As Gabi Müller of the Pest Control and Advisory Centre in Zurich explained, this latter-mentioned fly is already widespread across central plateau area of Switzerland and needs the same type of conditions as the tiger mosquito. However, unlike the Asian tiger mosquito, it does not bring with it the risk of disease.


As to how to avoid the spreading of mosquitoes in general, the advice was given to make sure rain collection troughs were kept tightly closed, as mosquitoes often make use of the slightest crack to gain access and breed by the stagnant water. Similarly, it was advised not to leave water standing in watering cans and suchlike, as it is in such containers that the mosquitoes lay their eggs, which go on hatch when the water level rises, each egg taking about a week to develop into a fully-fledged mosquito. Fortunately, if there are fish in the water near where the mosquitos lay their eggs, the latter are eaten.
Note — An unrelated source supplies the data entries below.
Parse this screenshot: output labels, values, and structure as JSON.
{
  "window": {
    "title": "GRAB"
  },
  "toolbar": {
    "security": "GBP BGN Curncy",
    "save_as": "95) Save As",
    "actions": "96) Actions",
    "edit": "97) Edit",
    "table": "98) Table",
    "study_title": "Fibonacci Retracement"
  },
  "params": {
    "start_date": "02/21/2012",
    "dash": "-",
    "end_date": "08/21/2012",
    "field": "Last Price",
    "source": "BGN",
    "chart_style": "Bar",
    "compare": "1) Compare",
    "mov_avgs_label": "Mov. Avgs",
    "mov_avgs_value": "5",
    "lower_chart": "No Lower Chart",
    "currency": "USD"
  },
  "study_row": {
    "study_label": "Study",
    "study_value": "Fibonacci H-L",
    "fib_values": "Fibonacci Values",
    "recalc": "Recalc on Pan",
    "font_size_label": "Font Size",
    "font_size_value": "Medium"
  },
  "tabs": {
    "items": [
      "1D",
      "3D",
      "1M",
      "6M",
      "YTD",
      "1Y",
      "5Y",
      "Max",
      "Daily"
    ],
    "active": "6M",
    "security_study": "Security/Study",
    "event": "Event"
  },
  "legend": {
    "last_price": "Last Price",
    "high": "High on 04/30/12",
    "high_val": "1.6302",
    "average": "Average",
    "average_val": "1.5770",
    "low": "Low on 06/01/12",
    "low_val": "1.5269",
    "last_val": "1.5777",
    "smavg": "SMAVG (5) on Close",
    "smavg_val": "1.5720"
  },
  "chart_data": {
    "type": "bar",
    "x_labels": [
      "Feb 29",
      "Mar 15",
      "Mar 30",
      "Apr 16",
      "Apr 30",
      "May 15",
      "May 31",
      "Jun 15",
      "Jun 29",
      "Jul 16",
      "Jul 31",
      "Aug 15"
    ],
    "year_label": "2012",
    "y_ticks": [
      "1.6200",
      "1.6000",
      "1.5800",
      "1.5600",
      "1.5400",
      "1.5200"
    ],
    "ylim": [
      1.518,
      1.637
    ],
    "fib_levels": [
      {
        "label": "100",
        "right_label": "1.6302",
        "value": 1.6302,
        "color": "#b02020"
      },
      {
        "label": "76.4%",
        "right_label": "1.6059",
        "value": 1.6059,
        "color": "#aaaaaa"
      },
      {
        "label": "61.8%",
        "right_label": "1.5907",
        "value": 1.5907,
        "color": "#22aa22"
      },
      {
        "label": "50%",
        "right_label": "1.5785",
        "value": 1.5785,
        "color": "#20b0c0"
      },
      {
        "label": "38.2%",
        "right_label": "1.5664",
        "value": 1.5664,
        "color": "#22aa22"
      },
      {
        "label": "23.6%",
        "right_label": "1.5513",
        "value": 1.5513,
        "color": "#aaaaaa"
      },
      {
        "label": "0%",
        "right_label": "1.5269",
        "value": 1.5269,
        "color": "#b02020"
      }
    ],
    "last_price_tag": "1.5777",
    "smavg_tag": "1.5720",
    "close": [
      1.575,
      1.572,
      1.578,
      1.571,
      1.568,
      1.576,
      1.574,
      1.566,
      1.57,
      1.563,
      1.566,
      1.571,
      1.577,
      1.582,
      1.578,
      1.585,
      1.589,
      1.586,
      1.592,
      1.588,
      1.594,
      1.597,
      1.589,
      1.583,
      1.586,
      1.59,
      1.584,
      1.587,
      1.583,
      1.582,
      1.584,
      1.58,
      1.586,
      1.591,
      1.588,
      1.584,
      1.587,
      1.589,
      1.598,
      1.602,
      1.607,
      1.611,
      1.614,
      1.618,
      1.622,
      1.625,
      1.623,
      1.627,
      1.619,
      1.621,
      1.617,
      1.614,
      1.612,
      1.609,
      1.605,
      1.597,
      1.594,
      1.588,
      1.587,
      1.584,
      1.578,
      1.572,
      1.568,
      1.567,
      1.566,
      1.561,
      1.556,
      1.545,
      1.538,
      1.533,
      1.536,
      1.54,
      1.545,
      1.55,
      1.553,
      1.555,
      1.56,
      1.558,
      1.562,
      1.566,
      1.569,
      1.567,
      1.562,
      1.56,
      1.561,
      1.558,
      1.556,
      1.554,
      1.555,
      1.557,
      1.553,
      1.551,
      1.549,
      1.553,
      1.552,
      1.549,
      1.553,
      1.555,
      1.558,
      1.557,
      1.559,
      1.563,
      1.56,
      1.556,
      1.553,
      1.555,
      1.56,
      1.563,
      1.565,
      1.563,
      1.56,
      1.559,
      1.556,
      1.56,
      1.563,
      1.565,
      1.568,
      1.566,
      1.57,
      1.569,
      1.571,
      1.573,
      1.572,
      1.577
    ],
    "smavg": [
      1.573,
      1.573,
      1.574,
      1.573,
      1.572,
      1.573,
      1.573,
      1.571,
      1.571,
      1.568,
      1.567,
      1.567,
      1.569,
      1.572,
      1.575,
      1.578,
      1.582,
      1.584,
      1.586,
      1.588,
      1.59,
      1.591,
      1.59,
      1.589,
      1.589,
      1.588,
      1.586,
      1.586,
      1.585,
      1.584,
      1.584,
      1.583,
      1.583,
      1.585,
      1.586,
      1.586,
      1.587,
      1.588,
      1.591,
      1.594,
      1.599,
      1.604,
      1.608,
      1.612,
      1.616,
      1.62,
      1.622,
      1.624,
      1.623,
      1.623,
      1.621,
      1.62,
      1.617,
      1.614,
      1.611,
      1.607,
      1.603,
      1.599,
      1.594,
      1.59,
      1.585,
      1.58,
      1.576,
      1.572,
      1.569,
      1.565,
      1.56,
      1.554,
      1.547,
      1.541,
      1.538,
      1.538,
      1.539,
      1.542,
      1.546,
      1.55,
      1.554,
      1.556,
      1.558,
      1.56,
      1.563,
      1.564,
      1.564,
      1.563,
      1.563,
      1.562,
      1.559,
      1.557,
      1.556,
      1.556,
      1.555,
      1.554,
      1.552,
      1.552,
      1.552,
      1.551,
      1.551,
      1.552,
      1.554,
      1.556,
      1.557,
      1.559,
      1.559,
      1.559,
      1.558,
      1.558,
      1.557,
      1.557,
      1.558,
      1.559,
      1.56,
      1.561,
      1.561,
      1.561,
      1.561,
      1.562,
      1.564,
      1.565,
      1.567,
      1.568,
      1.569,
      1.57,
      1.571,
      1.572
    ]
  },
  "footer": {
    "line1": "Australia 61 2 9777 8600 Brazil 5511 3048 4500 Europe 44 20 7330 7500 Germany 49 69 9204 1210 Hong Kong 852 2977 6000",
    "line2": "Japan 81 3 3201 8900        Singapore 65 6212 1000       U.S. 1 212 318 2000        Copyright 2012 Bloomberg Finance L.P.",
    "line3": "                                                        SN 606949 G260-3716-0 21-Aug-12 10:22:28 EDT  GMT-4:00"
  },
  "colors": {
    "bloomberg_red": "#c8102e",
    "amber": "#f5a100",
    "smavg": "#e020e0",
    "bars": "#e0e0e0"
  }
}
Locals are therefore asked not to leave standing water where mosquitos could gain access to it and the authorities would also like to hear from members of the public who come across the mosquitoes, which are easily identified by the black-and-white markings on their legs and, in the case of the tiger mosquito, the white line on its back (photograph), compared with the generally yellowy-brown markings of indigenous flies. It was pointed out, too, how the tiger mosquitos bite in the daytime, the resulting effect noticeably more painful, too.


If you see one, the authorities would like you to catch it and freeze it in an undamaged state, for example at temperatures of -18°C for at least an hour, or longer in the freezing compartment of a fridge, and then place it gently on cotton wool prior to sending it off in an appropriate container (not loose) to Müller at number 31 Walchestrasse, 8006 Zurich, or in the case of one found in Zug, to the Office of the Environment at number 5 Aabachstrasse, 6301 Zug. The authorities of the municipality where the mosquito was found will then take appropriate action.